Mungkinkah ini berkat shalat, puasa dan zikir yang kulakukan setelah masuk Islam! Setelah kupahami lebih dalam, semua ini ada benarnya. Dalam shalat, puasa dan zikir kutemukan bagaimana caranya berkonsentrasi dan berkontemplasi. Akhirnya, kutemukan ketenangan dan kedamaian.

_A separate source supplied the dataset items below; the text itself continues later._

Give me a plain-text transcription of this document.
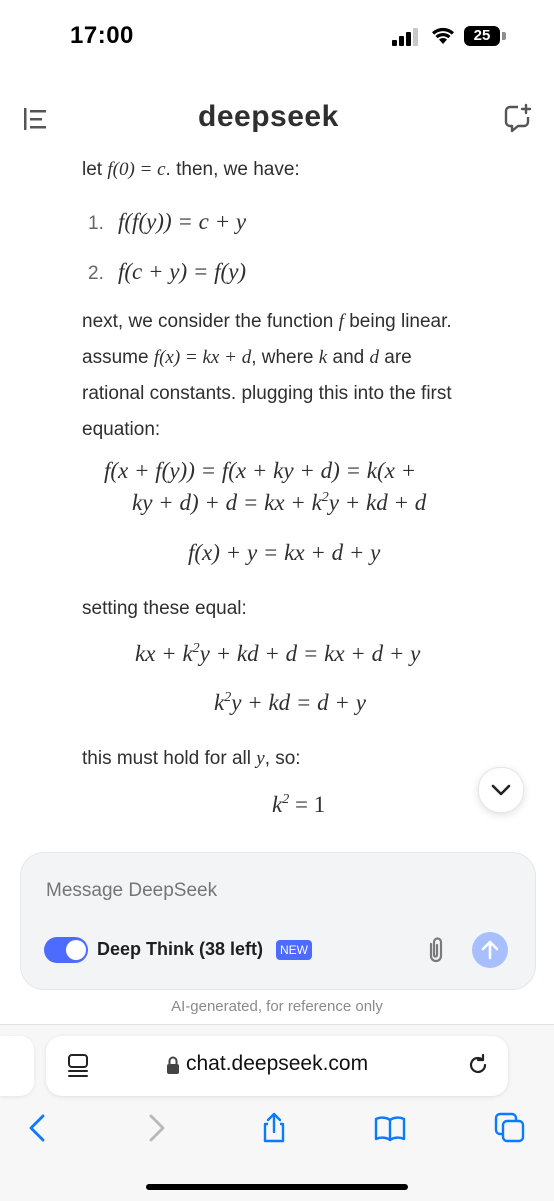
17:00	25
deepseek
let f(0) = c. then, we have:
1. f(f(y)) = c + y
2. f(c + y) = f(y)
next, we consider the function f being linear.
assume f(x) = kx + d, where k and d are
rational constants. plugging this into the first
equation:
f(x + f(y)) = f(x + ky + d) = k(x +
ky + d) + d = kx + $k^2y$ + kd + d
f(x) + y = kx + d + y
setting these equal:
kx + $k^2y$ + kd + d = kx + d + y
$k^2y$ + kd = d + y
this must hold for all y, so:
$k^2 = 1$
Message DeepSeek
Deep Think (38 left)	NEW
AI-generated, for reference only
chat.deepseek.com
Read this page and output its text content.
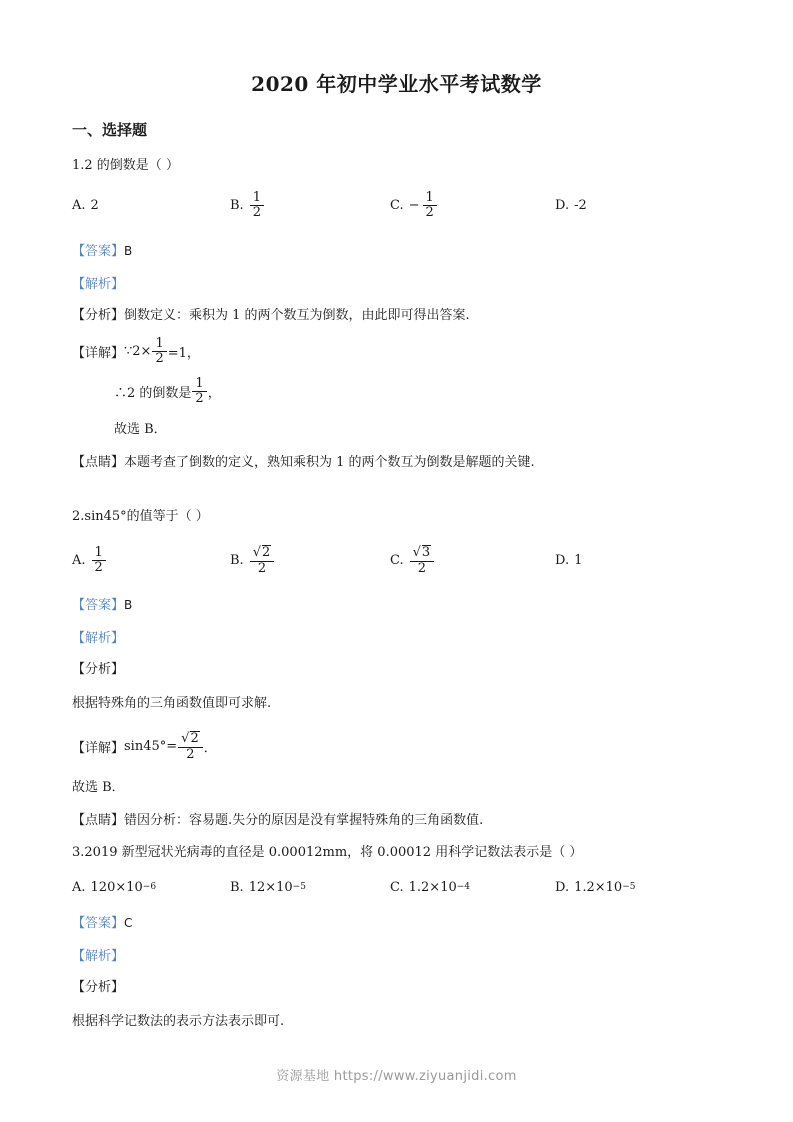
2020 年初中学业水平考试数学
一、选择题
1.2 的倒数是（ ）
A. 2	B. $\frac{1}{2}$	C. − $\frac{1}{2}$	D. -2
【答案】B
【解析】
【分析】倒数定义：乘积为 1 的两个数互为倒数，由此即可得出答案.
【详解】 ∵2× $\frac{1}{2} =1$，
∴2 的倒数是 $\frac{1}{2}$ ，
故选 B．
【点睛】本题考查了倒数的定义，熟知乘积为 1 的两个数互为倒数是解题的关键.
2.sin45°的值等于（ ）
A. $\frac{1}{2}$	B. $\frac{√2}{2}$	C. $\frac{√3}{2}$	D. 1
【答案】B
【解析】
【分析】
根据特殊角的三角函数值即可求解.
【详解】 $\sin 45^\circ= \frac{√2}{2}$ ．
故选 B．
【点睛】错因分析：容易题.失分的原因是没有掌握特殊角的三角函数值.
3.2019 新型冠状光病毒的直径是 0.00012mm，将 0.00012 用科学记数法表示是（ ）
A. 120×10 −6	B. 12×10 −5	C. 1.2×10 −4	D. 1.2×10 −5
【答案】C
【解析】
【分析】
根据科学记数法的表示方法表示即可.
资源基地 https://www.ziyuanjidi.com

Hanya saja kadang aku berpikir, apakah aku tidak dikatakan terlambat untuk masuk Islam di usia 29 tahun? Bila mengingatnya, terutama setiap kali datang satu ramadhan, aku kadang menangis. Tapi, di sisi lain aku juga bahagia. Aku berpikir, lebih baik terlambat daripada tidak sama sekali. Seperti dua sisi mata uang yang tidak bisa dipisahkan. Begitulah diriku setelah masuk Islam. Pasti ada sisi baik dan buruk yang kualami.
Salah satu resiko yang kuterima setelah masuk Islam adalah aku dipecat dari perusahaan tempatku bekerja. Aku dianggap berani melawan pimpinan. Padahal, pada saat itu aku hanya berusaha mengatakan yang sebenarnya. Ceritanya, aku dan teman-temanku berniat shalat Jum’at, tapi dilarang oleh pimpinan. Aku tetap memaksanya. Bahkan, mengompori teman-teman untuk tetap melakukannya.
Usai shalat Jum’at, aku didatangi oleh pimpinan. Ia murka kepadaku. Ia mengomeliku karena dianggap berani melawan kebijakan perusahaan. Tapi, aku bilang padanya bahwa apa yang aku lakukan semata-mata kewajibanku sebagai seorang Muslim. Shalat itu merupakan perintah Tuhan. Hal ini kukatakan padanya secara gamblang. Tetapi, ia terus mengomeliku. Tidak ada kata ampun lagi, aku pun bilang pada pimpinanku itu bahwa ia seorang kafir. Aku lepas kontrol saat itu, karena ia benar-benar tidak menghargai diriku yang seorang Muslim dan juga teman-temanku yang lain.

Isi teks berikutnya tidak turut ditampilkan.